Tras meses de procesos, de encuentros en los juzgados y de comentarios privados de Heather a los medios de comunicación, Paul McCartney ve como su pesadilla termina, tras varios meses de proceso judicial. Son exactamente 30.933372 euros lo que ex Beatle tendrá que abonar a su ex-señora, con la que tiene una hija de cuatro años. Mareante cifra que, sin embargo, alivia a Sir Paul, pues su ex-mujer le exigía 65 millones, cinco por cada año de matrimonio. La cifra incluye la pensión para la pequeña Beatrice.

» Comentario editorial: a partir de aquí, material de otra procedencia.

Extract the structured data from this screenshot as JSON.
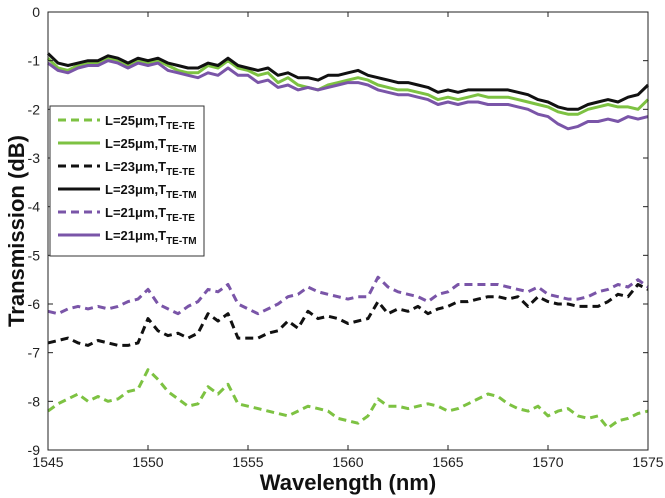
{
  "chart_data": {
    "type": "line",
    "xlabel": "Wavelength (nm)",
    "ylabel": "Transmission (dB)",
    "xlim": [
      1545,
      1575
    ],
    "ylim": [
      -9,
      0
    ],
    "xticks": [
      "1545",
      "1550",
      "1555",
      "1560",
      "1565",
      "1570",
      "1575"
    ],
    "yticks": [
      "0",
      "-1",
      "-2",
      "-3",
      "-4",
      "-5",
      "-6",
      "-7",
      "-8",
      "-9"
    ],
    "grid": false,
    "legend_position": "left",
    "x": [
      1545,
      1545.5,
      1546,
      1546.5,
      1547,
      1547.5,
      1548,
      1548.5,
      1549,
      1549.5,
      1550,
      1550.5,
      1551,
      1551.5,
      1552,
      1552.5,
      1553,
      1553.5,
      1554,
      1554.5,
      1555,
      1555.5,
      1556,
      1556.5,
      1557,
      1557.5,
      1558,
      1558.5,
      1559,
      1559.5,
      1560,
      1560.5,
      1561,
      1561.5,
      1562,
      1562.5,
      1563,
      1563.5,
      1564,
      1564.5,
      1565,
      1565.5,
      1566,
      1566.5,
      1567,
      1567.5,
      1568,
      1568.5,
      1569,
      1569.5,
      1570,
      1570.5,
      1571,
      1571.5,
      1572,
      1572.5,
      1573,
      1573.5,
      1574,
      1574.5,
      1575
    ],
    "series": [
      {
        "name_main": "L=25μm,T",
        "name_sub": "TE-TE",
        "color": "#7dc242",
        "dash": "dashed",
        "values": [
          -8.2,
          -8.05,
          -7.95,
          -7.85,
          -8.0,
          -7.9,
          -8.0,
          -7.95,
          -7.8,
          -7.75,
          -7.35,
          -7.55,
          -7.8,
          -7.95,
          -8.1,
          -8.05,
          -7.7,
          -7.85,
          -7.65,
          -8.05,
          -8.1,
          -8.15,
          -8.2,
          -8.25,
          -8.3,
          -8.2,
          -8.1,
          -8.15,
          -8.2,
          -8.35,
          -8.4,
          -8.45,
          -8.3,
          -7.95,
          -8.1,
          -8.1,
          -8.15,
          -8.1,
          -8.05,
          -8.1,
          -8.2,
          -8.15,
          -8.05,
          -7.95,
          -7.85,
          -7.9,
          -8.05,
          -8.15,
          -8.2,
          -8.1,
          -8.3,
          -8.2,
          -8.15,
          -8.3,
          -8.35,
          -8.3,
          -8.55,
          -8.4,
          -8.35,
          -8.25,
          -8.2
        ]
      },
      {
        "name_main": "L=25μm,T",
        "name_sub": "TE-TM",
        "color": "#7dc242",
        "dash": "solid",
        "values": [
          -0.95,
          -1.15,
          -1.2,
          -1.1,
          -1.05,
          -1.05,
          -0.95,
          -1.0,
          -1.1,
          -1.0,
          -1.05,
          -1.0,
          -1.1,
          -1.2,
          -1.25,
          -1.25,
          -1.1,
          -1.15,
          -1.0,
          -1.15,
          -1.2,
          -1.3,
          -1.25,
          -1.45,
          -1.35,
          -1.5,
          -1.55,
          -1.6,
          -1.5,
          -1.45,
          -1.4,
          -1.35,
          -1.4,
          -1.5,
          -1.55,
          -1.6,
          -1.6,
          -1.65,
          -1.7,
          -1.8,
          -1.75,
          -1.8,
          -1.75,
          -1.7,
          -1.75,
          -1.75,
          -1.75,
          -1.8,
          -1.85,
          -1.9,
          -1.95,
          -2.05,
          -2.1,
          -2.1,
          -2.0,
          -1.95,
          -1.9,
          -1.95,
          -1.95,
          -2.0,
          -1.8
        ]
      },
      {
        "name_main": "L=23μm,T",
        "name_sub": "TE-TE",
        "color": "#111111",
        "dash": "dashed",
        "values": [
          -6.8,
          -6.75,
          -6.7,
          -6.8,
          -6.85,
          -6.75,
          -6.8,
          -6.85,
          -6.85,
          -6.8,
          -6.3,
          -6.55,
          -6.65,
          -6.6,
          -6.7,
          -6.6,
          -6.2,
          -6.35,
          -6.2,
          -6.7,
          -6.7,
          -6.7,
          -6.6,
          -6.55,
          -6.35,
          -6.5,
          -6.15,
          -6.3,
          -6.25,
          -6.3,
          -6.4,
          -6.35,
          -6.3,
          -5.95,
          -6.2,
          -6.1,
          -6.15,
          -6.05,
          -6.2,
          -6.1,
          -6.05,
          -5.95,
          -5.95,
          -5.9,
          -5.85,
          -5.85,
          -5.9,
          -5.85,
          -6.05,
          -5.85,
          -5.95,
          -6.0,
          -6.0,
          -6.05,
          -6.05,
          -6.05,
          -5.95,
          -5.8,
          -5.85,
          -5.6,
          -5.7
        ]
      },
      {
        "name_main": "L=23μm,T",
        "name_sub": "TE-TM",
        "color": "#111111",
        "dash": "solid",
        "values": [
          -0.85,
          -1.05,
          -1.1,
          -1.05,
          -1.0,
          -1.0,
          -0.9,
          -0.95,
          -1.05,
          -0.95,
          -1.0,
          -0.95,
          -1.05,
          -1.1,
          -1.15,
          -1.15,
          -1.05,
          -1.1,
          -0.95,
          -1.1,
          -1.15,
          -1.2,
          -1.15,
          -1.3,
          -1.25,
          -1.35,
          -1.35,
          -1.4,
          -1.3,
          -1.3,
          -1.25,
          -1.2,
          -1.3,
          -1.35,
          -1.4,
          -1.45,
          -1.45,
          -1.5,
          -1.55,
          -1.65,
          -1.6,
          -1.65,
          -1.6,
          -1.6,
          -1.6,
          -1.6,
          -1.6,
          -1.65,
          -1.7,
          -1.8,
          -1.85,
          -1.95,
          -2.0,
          -2.0,
          -1.9,
          -1.85,
          -1.8,
          -1.85,
          -1.75,
          -1.7,
          -1.5
        ]
      },
      {
        "name_main": "L=21μm,T",
        "name_sub": "TE-TE",
        "color": "#7a55a8",
        "dash": "dashed",
        "values": [
          -6.15,
          -6.2,
          -6.1,
          -6.05,
          -6.1,
          -6.05,
          -6.1,
          -6.05,
          -5.95,
          -5.9,
          -5.7,
          -6.0,
          -6.1,
          -6.2,
          -6.05,
          -5.95,
          -5.7,
          -5.75,
          -5.6,
          -6.0,
          -6.1,
          -6.2,
          -6.1,
          -6.0,
          -5.85,
          -5.8,
          -5.65,
          -5.75,
          -5.8,
          -5.85,
          -5.9,
          -5.85,
          -5.85,
          -5.45,
          -5.65,
          -5.75,
          -5.8,
          -5.85,
          -5.95,
          -5.8,
          -5.75,
          -5.6,
          -5.6,
          -5.6,
          -5.6,
          -5.6,
          -5.65,
          -5.7,
          -5.75,
          -5.65,
          -5.8,
          -5.85,
          -5.9,
          -5.9,
          -5.85,
          -5.75,
          -5.7,
          -5.6,
          -5.65,
          -5.5,
          -5.65
        ]
      },
      {
        "name_main": "L=21μm,T",
        "name_sub": "TE-TM",
        "color": "#7a55a8",
        "dash": "solid",
        "values": [
          -1.05,
          -1.2,
          -1.25,
          -1.15,
          -1.1,
          -1.1,
          -1.0,
          -1.05,
          -1.15,
          -1.05,
          -1.1,
          -1.05,
          -1.2,
          -1.25,
          -1.3,
          -1.35,
          -1.25,
          -1.3,
          -1.15,
          -1.3,
          -1.3,
          -1.45,
          -1.4,
          -1.55,
          -1.5,
          -1.6,
          -1.55,
          -1.6,
          -1.55,
          -1.5,
          -1.45,
          -1.45,
          -1.5,
          -1.6,
          -1.65,
          -1.7,
          -1.7,
          -1.75,
          -1.8,
          -1.9,
          -1.85,
          -1.9,
          -1.85,
          -1.85,
          -1.9,
          -1.9,
          -1.9,
          -1.95,
          -2.0,
          -2.1,
          -2.15,
          -2.3,
          -2.4,
          -2.35,
          -2.25,
          -2.25,
          -2.2,
          -2.25,
          -2.15,
          -2.2,
          -2.15
        ]
      }
    ]
  }
}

Según el diario "The Sun", se trata de la cifra más alta pagada en un proceso de divorcio en el Reno Unido, y podría haberse convertido en un récord, ya que Mills solicitaba el doble de esa cantidad, aunque siempre dijo que, en realidad, se merecía la mitad de la fortuna de la estrella que se calcula que asciende a 1.100 millones de euros.
Triste espectáculoLa pareja se casó en 2002 y hace dos años anunciaba su divorcio, que, en vez de ser amistoso por el bienestar de la hija de ambos, se convirtió en un espectáculo mediático lleno de comentarios hirientes, sobretodo por parte de la modelo, que llegó a contar con todo detalle la convivencia con el cantante. Por su parte, el ex beatle aseguró temer por la salud mental de su ex mujer y dijo que tenía miedo que esto le llevara a quitarse la vida. Una historia de triste final, en nada comparable a la ejemplar historia de amor que McCartney vivió con su anterior mujer, Linda.